Most days I'm too tired to figure out how it happened.
I'm the first to champion those I love, and will go to bat defending them before an army, employer, judge, or husband. But I serve myself doubt for breakfast. I jot down my list of failures on my napkin. At every start, I sketch out flaws, in body and in word.
I'm terrified to disappoint. Scared to be here. Like so many, quaking in my world-saving boots.
To muster courage, I imagine what I'd say to someone else questioning their inner worth or purpose. This is what I'd tell them:
I know you don't feel ready, and think you can't possibly have the energy for this. I know you are heartbroken, and that your grief is detailed and specific. I know sometimes you've cried every day. I know you got stuck in impossible places, where all the world seemed made of rocks, and you longed for the softness of running water. I know sometimes you're out there alone, with nothing but your wits in the trenches, and that you've been brought down to sacred levels of humility.
I know you feel like you have, in fact, done everything wrong.
Nothing looks like people say it should. You haven't lost the baby weight, your closets are a nightmare. Your roots need to be done. Somehow you have entered, one accidental letter at a time, into a contract with Culture that says you don't deserve love, voice, or beauty unless you already have them, and that credibility only comes after the glam squad and the book deal. Somehow, you signed off on being nobody. Your deepest heart knows that this collusion is dead wrong.

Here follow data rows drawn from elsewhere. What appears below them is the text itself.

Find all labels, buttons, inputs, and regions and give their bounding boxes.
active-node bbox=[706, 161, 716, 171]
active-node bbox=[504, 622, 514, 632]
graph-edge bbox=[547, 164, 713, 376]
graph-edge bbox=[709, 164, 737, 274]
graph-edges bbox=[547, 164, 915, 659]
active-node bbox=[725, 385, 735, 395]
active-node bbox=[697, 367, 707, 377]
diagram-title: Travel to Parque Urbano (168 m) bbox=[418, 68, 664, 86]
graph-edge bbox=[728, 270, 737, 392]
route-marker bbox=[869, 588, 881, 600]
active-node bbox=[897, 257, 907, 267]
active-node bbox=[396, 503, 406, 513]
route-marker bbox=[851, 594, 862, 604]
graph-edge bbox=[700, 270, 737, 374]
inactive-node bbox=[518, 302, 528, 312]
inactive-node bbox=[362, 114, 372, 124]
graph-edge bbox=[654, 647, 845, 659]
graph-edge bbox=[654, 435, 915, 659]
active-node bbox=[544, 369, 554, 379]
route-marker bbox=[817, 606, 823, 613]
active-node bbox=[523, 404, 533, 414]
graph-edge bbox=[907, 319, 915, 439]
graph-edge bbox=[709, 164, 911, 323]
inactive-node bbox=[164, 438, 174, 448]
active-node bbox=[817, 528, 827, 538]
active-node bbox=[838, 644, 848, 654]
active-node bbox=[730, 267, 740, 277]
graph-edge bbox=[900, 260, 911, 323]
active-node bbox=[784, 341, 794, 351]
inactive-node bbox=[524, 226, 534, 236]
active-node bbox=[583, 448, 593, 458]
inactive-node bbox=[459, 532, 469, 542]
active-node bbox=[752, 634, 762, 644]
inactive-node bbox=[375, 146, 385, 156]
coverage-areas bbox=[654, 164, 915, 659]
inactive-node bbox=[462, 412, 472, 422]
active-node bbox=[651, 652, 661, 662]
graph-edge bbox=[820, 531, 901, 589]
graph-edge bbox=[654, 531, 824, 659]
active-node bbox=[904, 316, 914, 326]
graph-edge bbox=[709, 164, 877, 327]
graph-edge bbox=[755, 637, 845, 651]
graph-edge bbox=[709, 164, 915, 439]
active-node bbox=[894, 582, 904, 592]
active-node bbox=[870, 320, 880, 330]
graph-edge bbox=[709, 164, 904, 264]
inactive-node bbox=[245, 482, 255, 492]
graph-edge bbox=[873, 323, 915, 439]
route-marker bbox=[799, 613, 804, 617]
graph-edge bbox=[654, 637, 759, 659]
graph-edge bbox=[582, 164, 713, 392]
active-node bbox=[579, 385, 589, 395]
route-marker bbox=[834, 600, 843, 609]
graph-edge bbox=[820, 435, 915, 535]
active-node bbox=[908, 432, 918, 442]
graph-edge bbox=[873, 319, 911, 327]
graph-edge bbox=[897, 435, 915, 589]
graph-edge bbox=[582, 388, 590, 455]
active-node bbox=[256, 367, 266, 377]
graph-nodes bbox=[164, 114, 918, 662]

And the uneasy guilt that haunts you when you're sitting in traffic with nothing on the radio to distract you, is over this, your only real crime.
My dearest, here is the truth I see: that your muddled, bankrupt world only looks like this because you have so freely and endlessly given your love away, writing checks drawn on your own sweet Self, handing them out to anyone who asks, like Mother Theresa would if she won the Powerball.
You bring love everywhere. Always right now, always no matter what. This is your secret superpower. And though you may feel like the walking definition of humble, right now the universe is lighting up your Bat Signal, and handing you your cape.